Philipp Ruch, le leader du groupe «Centre pour la beauté politique», avait parlé dans le podcast du vice-rédacteur en chef de Bild, Paul Ronzheimer, d'un «accord étroit» avec la police de Berlin. Comme rapporté par Weltwoche, on était «en contact», ce qui a permis aux militants de gauche de «faire ce que nous avions prévu».
La police décrit le déroulement différemment: ce n'est que sur place qu'on a informé les responsables du bus qu'ils devaient arrêter leur sonorisation – ce qui a ensuite été fait, selon le porte-parole.
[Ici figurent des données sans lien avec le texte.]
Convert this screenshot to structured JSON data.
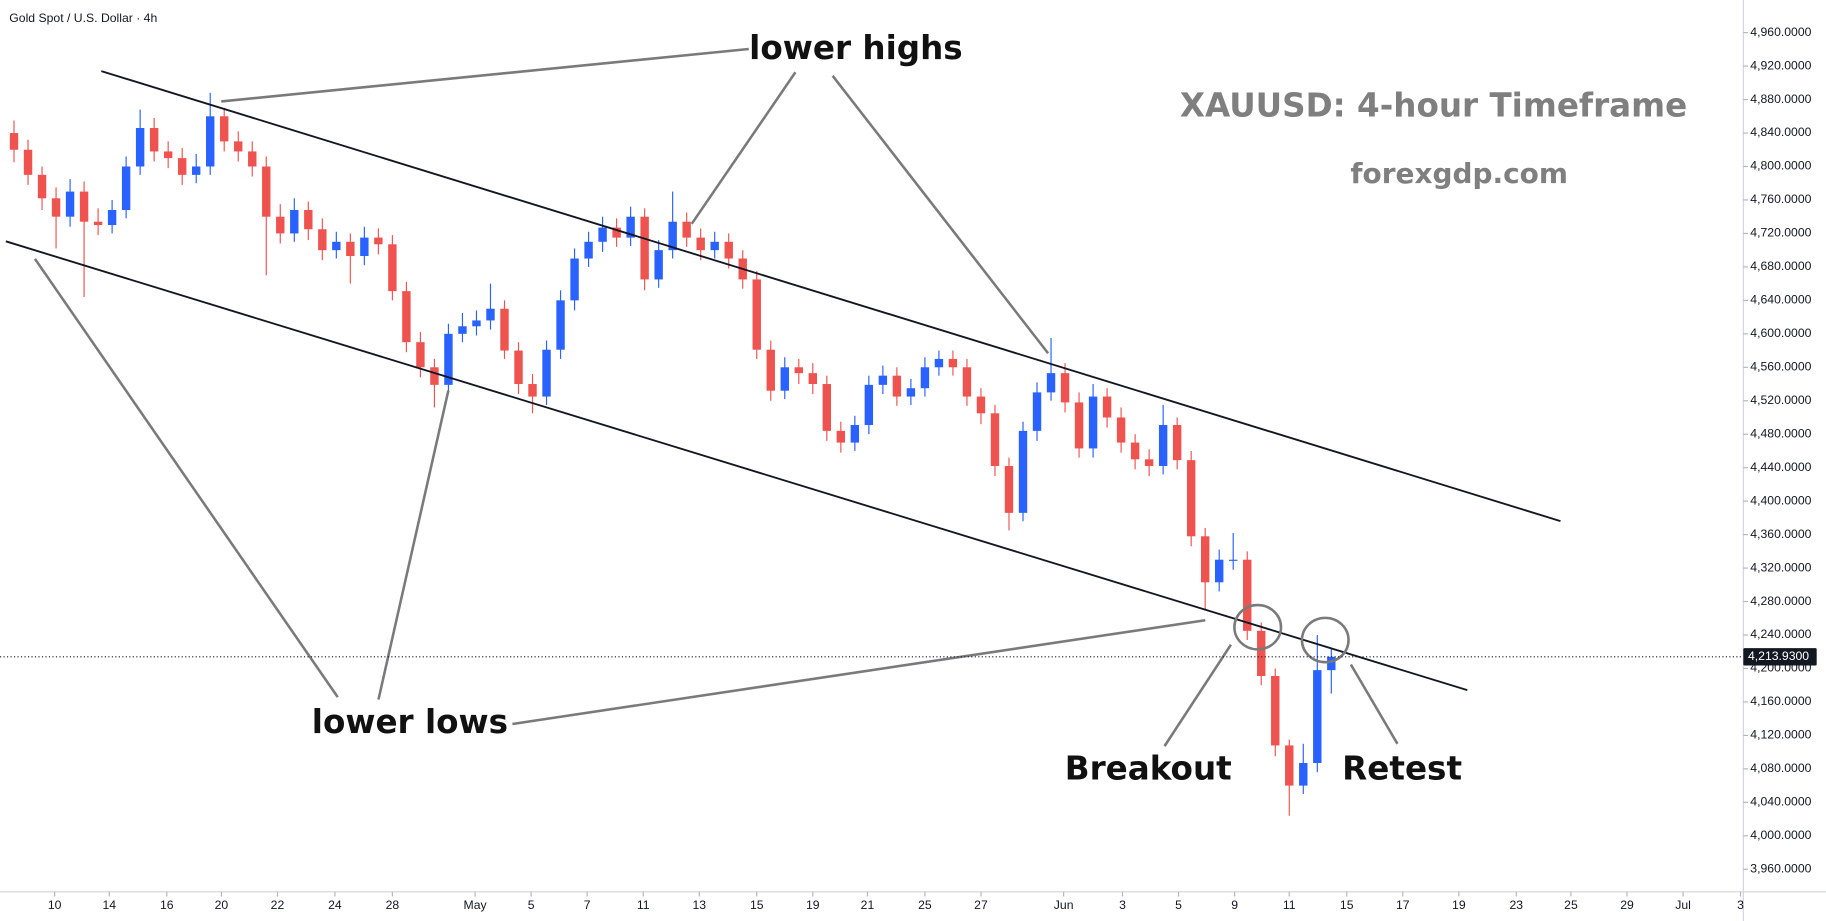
{
  "chart_data": {
    "type": "candlestick",
    "title": "Gold Spot / U.S. Dollar · 4h",
    "annotations": [
      "lower highs",
      "lower lows",
      "XAUUSD: 4-hour Timeframe",
      "forexgdp.com",
      "Breakout",
      "Retest"
    ],
    "up_color": "#2962ff",
    "down_color": "#ef5350",
    "current_price": {
      "value": 4213.93,
      "label": "4,213.9300"
    },
    "x": [
      0,
      1,
      2,
      3,
      4,
      5,
      6,
      7,
      8,
      9,
      10,
      11,
      12,
      13,
      14,
      15,
      16,
      17,
      18,
      19,
      20,
      21,
      22,
      23,
      24,
      25,
      26,
      27,
      28,
      29,
      30,
      31,
      32,
      33,
      34,
      35,
      36,
      37,
      38,
      39,
      40,
      41,
      42,
      43,
      44,
      45,
      46,
      47,
      48,
      49,
      50,
      51,
      52,
      53,
      54,
      55,
      56,
      57,
      58,
      59,
      60,
      61,
      62,
      63,
      64,
      65,
      66,
      67,
      68,
      69,
      70,
      71,
      72,
      73,
      74,
      75,
      76,
      77,
      78,
      79,
      80,
      81,
      82,
      83,
      84,
      85,
      86,
      87,
      88,
      89,
      90,
      91,
      92,
      93,
      94
    ],
    "open": [
      4840,
      4820,
      4790,
      4762,
      4740,
      4770,
      4734,
      4730,
      4748,
      4800,
      4846,
      4818,
      4810,
      4790,
      4800,
      4860,
      4830,
      4818,
      4800,
      4740,
      4720,
      4748,
      4725,
      4700,
      4710,
      4693,
      4715,
      4707,
      4651,
      4590,
      4560,
      4539,
      4600,
      4609,
      4616,
      4630,
      4580,
      4540,
      4525,
      4581,
      4640,
      4690,
      4710,
      4727,
      4715,
      4740,
      4665,
      4700,
      4734,
      4715,
      4700,
      4710,
      4690,
      4665,
      4581,
      4532,
      4560,
      4553,
      4540,
      4484,
      4470,
      4491,
      4539,
      4550,
      4525,
      4535,
      4560,
      4570,
      4560,
      4525,
      4505,
      4442,
      4386,
      4484,
      4530,
      4553,
      4518,
      4463,
      4525,
      4500,
      4470,
      4450,
      4442,
      4491,
      4449,
      4358,
      4303,
      4330,
      4330,
      4245,
      4191,
      4108,
      4060,
      4087,
      4198
    ],
    "high": [
      4855,
      4832,
      4800,
      4775,
      4785,
      4782,
      4750,
      4760,
      4812,
      4868,
      4858,
      4830,
      4822,
      4815,
      4888,
      4870,
      4842,
      4830,
      4812,
      4755,
      4762,
      4758,
      4738,
      4722,
      4720,
      4728,
      4726,
      4718,
      4662,
      4602,
      4570,
      4612,
      4625,
      4628,
      4660,
      4640,
      4590,
      4552,
      4592,
      4652,
      4702,
      4722,
      4740,
      4738,
      4752,
      4750,
      4712,
      4770,
      4745,
      4726,
      4722,
      4720,
      4700,
      4675,
      4592,
      4572,
      4570,
      4565,
      4550,
      4495,
      4502,
      4550,
      4562,
      4560,
      4546,
      4572,
      4580,
      4580,
      4570,
      4535,
      4515,
      4452,
      4495,
      4542,
      4595,
      4565,
      4530,
      4540,
      4535,
      4512,
      4480,
      4462,
      4515,
      4500,
      4460,
      4368,
      4342,
      4362,
      4340,
      4255,
      4200,
      4115,
      4110,
      4240,
      4225
    ],
    "low": [
      4805,
      4778,
      4748,
      4702,
      4728,
      4644,
      4718,
      4720,
      4738,
      4790,
      4806,
      4798,
      4778,
      4780,
      4790,
      4818,
      4806,
      4788,
      4670,
      4708,
      4710,
      4712,
      4688,
      4690,
      4660,
      4682,
      4695,
      4640,
      4578,
      4548,
      4512,
      4528,
      4590,
      4598,
      4605,
      4570,
      4528,
      4505,
      4515,
      4570,
      4628,
      4680,
      4698,
      4704,
      4705,
      4652,
      4655,
      4690,
      4704,
      4688,
      4690,
      4678,
      4654,
      4570,
      4520,
      4522,
      4540,
      4528,
      4472,
      4458,
      4460,
      4480,
      4528,
      4514,
      4515,
      4525,
      4550,
      4550,
      4514,
      4492,
      4430,
      4365,
      4376,
      4472,
      4520,
      4506,
      4452,
      4452,
      4488,
      4458,
      4438,
      4430,
      4432,
      4438,
      4346,
      4270,
      4292,
      4318,
      4234,
      4180,
      4095,
      4024,
      4050,
      4076,
      4170
    ],
    "close": [
      4820,
      4790,
      4762,
      4740,
      4770,
      4734,
      4730,
      4748,
      4800,
      4846,
      4818,
      4810,
      4790,
      4800,
      4860,
      4830,
      4818,
      4800,
      4740,
      4720,
      4748,
      4725,
      4700,
      4710,
      4693,
      4715,
      4707,
      4651,
      4590,
      4560,
      4539,
      4600,
      4609,
      4616,
      4630,
      4580,
      4540,
      4525,
      4581,
      4640,
      4690,
      4710,
      4727,
      4715,
      4740,
      4665,
      4700,
      4734,
      4715,
      4700,
      4710,
      4690,
      4665,
      4581,
      4532,
      4560,
      4553,
      4540,
      4484,
      4470,
      4491,
      4539,
      4550,
      4525,
      4535,
      4560,
      4570,
      4560,
      4525,
      4505,
      4442,
      4386,
      4484,
      4530,
      4553,
      4518,
      4463,
      4525,
      4500,
      4470,
      4450,
      4442,
      4491,
      4449,
      4358,
      4303,
      4330,
      4330,
      4245,
      4191,
      4108,
      4060,
      4087,
      4198,
      4213.93
    ],
    "xlim": [
      -1,
      123.4
    ],
    "xticks": [
      {
        "value": 2.9,
        "label": "10"
      },
      {
        "value": 6.8,
        "label": "14"
      },
      {
        "value": 10.9,
        "label": "16"
      },
      {
        "value": 14.8,
        "label": "20"
      },
      {
        "value": 18.8,
        "label": "22"
      },
      {
        "value": 22.9,
        "label": "24"
      },
      {
        "value": 27.0,
        "label": "28"
      },
      {
        "value": 32.9,
        "label": "May"
      },
      {
        "value": 36.9,
        "label": "5"
      },
      {
        "value": 40.9,
        "label": "7"
      },
      {
        "value": 44.9,
        "label": "11"
      },
      {
        "value": 48.9,
        "label": "13"
      },
      {
        "value": 53.0,
        "label": "15"
      },
      {
        "value": 57.0,
        "label": "19"
      },
      {
        "value": 60.9,
        "label": "21"
      },
      {
        "value": 65.0,
        "label": "25"
      },
      {
        "value": 69.0,
        "label": "27"
      },
      {
        "value": 74.9,
        "label": "Jun"
      },
      {
        "value": 79.1,
        "label": "3"
      },
      {
        "value": 83.1,
        "label": "5"
      },
      {
        "value": 87.1,
        "label": "9"
      },
      {
        "value": 91.0,
        "label": "11"
      },
      {
        "value": 95.1,
        "label": "15"
      },
      {
        "value": 99.1,
        "label": "17"
      },
      {
        "value": 103.1,
        "label": "19"
      },
      {
        "value": 107.2,
        "label": "23"
      },
      {
        "value": 111.1,
        "label": "25"
      },
      {
        "value": 115.1,
        "label": "29"
      },
      {
        "value": 119.1,
        "label": "Jul"
      },
      {
        "value": 123.2,
        "label": "3"
      }
    ],
    "ylim": [
      3933,
      4999
    ],
    "yticks": [
      {
        "value": 3960,
        "label": "3,960.0000"
      },
      {
        "value": 4000,
        "label": "4,000.0000"
      },
      {
        "value": 4040,
        "label": "4,040.0000"
      },
      {
        "value": 4080,
        "label": "4,080.0000"
      },
      {
        "value": 4120,
        "label": "4,120.0000"
      },
      {
        "value": 4160,
        "label": "4,160.0000"
      },
      {
        "value": 4200,
        "label": "4,200.0000"
      },
      {
        "value": 4240,
        "label": "4,240.0000"
      },
      {
        "value": 4280,
        "label": "4,280.0000"
      },
      {
        "value": 4320,
        "label": "4,320.0000"
      },
      {
        "value": 4360,
        "label": "4,360.0000"
      },
      {
        "value": 4400,
        "label": "4,400.0000"
      },
      {
        "value": 4440,
        "label": "4,440.0000"
      },
      {
        "value": 4480,
        "label": "4,480.0000"
      },
      {
        "value": 4520,
        "label": "4,520.0000"
      },
      {
        "value": 4560,
        "label": "4,560.0000"
      },
      {
        "value": 4600,
        "label": "4,600.0000"
      },
      {
        "value": 4640,
        "label": "4,640.0000"
      },
      {
        "value": 4680,
        "label": "4,680.0000"
      },
      {
        "value": 4720,
        "label": "4,720.0000"
      },
      {
        "value": 4760,
        "label": "4,760.0000"
      },
      {
        "value": 4800,
        "label": "4,800.0000"
      },
      {
        "value": 4840,
        "label": "4,840.0000"
      },
      {
        "value": 4880,
        "label": "4,880.0000"
      },
      {
        "value": 4920,
        "label": "4,920.0000"
      },
      {
        "value": 4960,
        "label": "4,960.0000"
      }
    ]
  }
}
Il n'y a également eu aucun contact préalable avec les organisateurs de l'assemblée spontanée, qui protestaient contre Weidel avec des pancartes et des slogans. Ceux-ci avaient annoncé l'assemblée sur place seulement. Après examen, la demande a été approuvée. Les deux groupes seraient apparemment intervenus sur place indépendamment l'un de l'autre et en parallèle.